Another resale flat at SkyTerrace @ Dawson recently crossed $1.7 million, setting a new record in that cluster.
These aren’t isolated incidents — they are signals of a deeper trend.
1) Record HDB prices = larger upgrade capital
When HDB prices hit new highs, homeowners aren’t just seeing paper gains.
They are unlocking real, usable capital for their next move.
In today’s market, we are seeing:
- $1.47M in Punggol
- $1.7M in Queenstown
- Multiple million-dollar transactions across estates
And here’s the important part:
When a new record is set, it often becomes a benchmark for nearby owners.
Sellers gain confidence, and asking prices in the surrounding area tend to firm up as well.

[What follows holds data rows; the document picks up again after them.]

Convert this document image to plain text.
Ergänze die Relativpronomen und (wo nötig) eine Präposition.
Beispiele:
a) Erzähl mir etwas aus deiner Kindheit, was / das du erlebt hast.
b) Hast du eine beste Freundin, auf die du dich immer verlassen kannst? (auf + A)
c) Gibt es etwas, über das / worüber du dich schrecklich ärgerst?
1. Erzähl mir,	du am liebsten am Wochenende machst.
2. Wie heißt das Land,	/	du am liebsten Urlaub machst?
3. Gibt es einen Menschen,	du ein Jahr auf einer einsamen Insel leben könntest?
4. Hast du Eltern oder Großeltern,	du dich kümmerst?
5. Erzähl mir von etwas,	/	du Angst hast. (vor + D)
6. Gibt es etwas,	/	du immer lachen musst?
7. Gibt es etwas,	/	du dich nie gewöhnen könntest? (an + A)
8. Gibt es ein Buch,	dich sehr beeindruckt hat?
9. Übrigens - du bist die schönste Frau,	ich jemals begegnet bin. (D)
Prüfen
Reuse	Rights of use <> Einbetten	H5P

This creates a ripple effect:
Higher HDB resale prices → larger cash-out amounts → stronger upgrade demand into private property.
In other words, private property demand is supported by real equity from upgraders, not just speculative buying.
2) Rising incomes = rising affordability
At the same time, household incomes are also growing at a 6.8% y-o-y.
Singapore’s median monthly household income rose to over $12,446 in 2025, reflecting strong wage growth.
This means:
- Buyers today earn more than before
- Loan eligibility increases
- Monthly instalments become more manageable
So while property prices have risen, affordability has also improved.
Source: Singstat.gov.sg
The bigger picture
When both trends move together:
- HDB owners cash out at higher prices
- Household incomes continue to grow
The market is supported by stronger balance sheets and real upgrading demand.
This is why, despite higher price tags, the property market remains resilient — because income growth and asset values are rising in tandem.